Le jeune Regulus Black était venu lui parler un moment, et sans la moindre animosité, ce qui surprit Rabastan. Plus étonnant encore, le jeune homme se tenait à l’écart des autres conversations, observant la réception avec la moue dédaigneuse qu'il réservait habituellement à son frère Sirius. Rabastan mit cette soudaine misanthropie sur le compte de la fascination malsaine que Bellatrix avait longtemps exercé sur le gamin, et dont il semblait avoir guéri récemment –peut-être à cause du mariage de son idole-.
Rabastan connaissait ses obligations sociales, et n’hésita pas à se plonger dans la foule hostile des sorciers les plus nobles d’Angleterre. Il n’avait rien à dire à aucun d’entre eux, et tint pourtant la conversation avec réserve, mais courtoisie. Il eut un mot pour chacun des Rosier, Malefoy, Goyle et autres Selwyn présents, s’enquérant de la santé de l’oncle de l’un, félicitant l’autre pour la beauté de ses enfants, trouvant une raison de changer de groupe dès que les sujets devenaient politiques et comptant toujours mentalement combien il lui restait de compliments à donner pour pouvoir partir sans paraître incorrect.
Du fond de sa prison, Rabastan revivait une histoire où il quittait cette noce en avance, et dans laquelle tous ces joyeux invités oubliaient jusqu’à son existence. Mais dans la réalité, un camarade d’école de Rodolphus était venu le trouver, un certain Severus Rogue, pour lui demander de le suivre. La mariée voulait lui parler seule à seul, avait-il dit. Rabastan aurait du courir, transplaner, ne plus jamais revenir, mais encore une fois, il n’avait pu s’empêcher de se comporter en Lestrange, et un Lestrange ne refusait pas une faveur à une dame le jour de son mariage. Il avait suivi Rogue dans les couloirs, oubliant pendant un instant fatal que sa belle-soeur n'avait rien d'une dame.
Bellatrix l’attendait, dans sa robe blanche, traditionel symbole de pureté si incongru sur elle, et elle était souriante et radieuse. Elle n’était pas seule. L'homme qui la rendait si heureuse, comme Rabastan aurait du s'en douter, n'était pas son jeune époux, mais une créature mince qui se tenait à côté d’elle, et fixait Rabastan d’un regard rougeoyant. Le seigneur des ténèbres en personne était venu féliciter sa disciple la plus fidèle et Rabastan resta pétrifié de terreur alors qu'il s'approchait de lui jusqu'à faire sentir son souffle glacé sur le cou de l'artisan.
– Rabastan Lestrange, fit le mage noir d’une voix aiguë et doucereuse. Ton père est l’un de mes amis les plus proches, sais-tu ? Et ton frère a prouvé combien il m’était précieux. Et toi ?
Voldemort laissa glisser ses longs doigts sur le visage de Rabastan, comme pour en imprimer la forme, et il n’eut pas le courage de reculer, de se soustraire à cette caresse infernale.
– Bellatrix m’a dit que tu étais un artisan très doué. Que tu réalises des enchantements tout à fait hors du commun, Rabastan. Ce serait une grande force pour nous d’avoir un homme tel que toi.

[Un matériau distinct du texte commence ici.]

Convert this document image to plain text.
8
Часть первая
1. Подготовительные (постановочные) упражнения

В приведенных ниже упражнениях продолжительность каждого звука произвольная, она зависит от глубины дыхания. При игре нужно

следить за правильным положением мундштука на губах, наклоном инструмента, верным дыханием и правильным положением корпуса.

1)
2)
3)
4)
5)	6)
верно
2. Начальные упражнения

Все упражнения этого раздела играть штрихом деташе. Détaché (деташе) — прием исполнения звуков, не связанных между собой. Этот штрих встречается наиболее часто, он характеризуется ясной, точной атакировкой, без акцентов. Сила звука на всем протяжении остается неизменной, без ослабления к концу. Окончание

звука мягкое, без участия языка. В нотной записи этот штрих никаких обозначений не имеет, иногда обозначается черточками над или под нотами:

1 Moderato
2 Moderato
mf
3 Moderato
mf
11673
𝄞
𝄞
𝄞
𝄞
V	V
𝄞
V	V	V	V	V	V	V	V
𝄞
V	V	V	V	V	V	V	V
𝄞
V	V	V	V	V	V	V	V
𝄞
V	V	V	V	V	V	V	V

Rabastan se souvenait de la peur qui l’avait tétanisée ce jour-là. Du fond de sa prison, il se cramponna à la Marque. Il ne pouvait pas dire non au mage noir, mais il ne pouvait pas laisser son frère et sa nouvelle belle-sœur disposer ainsi de lui comme s’il n’était qu’une babiole qu’ils pouvaient donner à leur maître. Il se souvenait avoir balbutié quelque chose de confus.
– Ce… ce serait un honneur, mais je ne peux pas.. Abandonner mon travail… Je peux vous soutenir financièrement, peut-être ?
Oui, il s’en souvenait. Il avait tenté d’acheter sa liberté, comme si l’or intéressait le Seigneur des Ténèbres. Voldemort s’était contenté de le regarder s’enfoncer. Et tandis qu’il cherchait désespérément des arguments susceptibles de convaincre le mage noir qu’il ne pouvait pas quitter sa vie pour devenir mangemort, il avait dit le mot de trop.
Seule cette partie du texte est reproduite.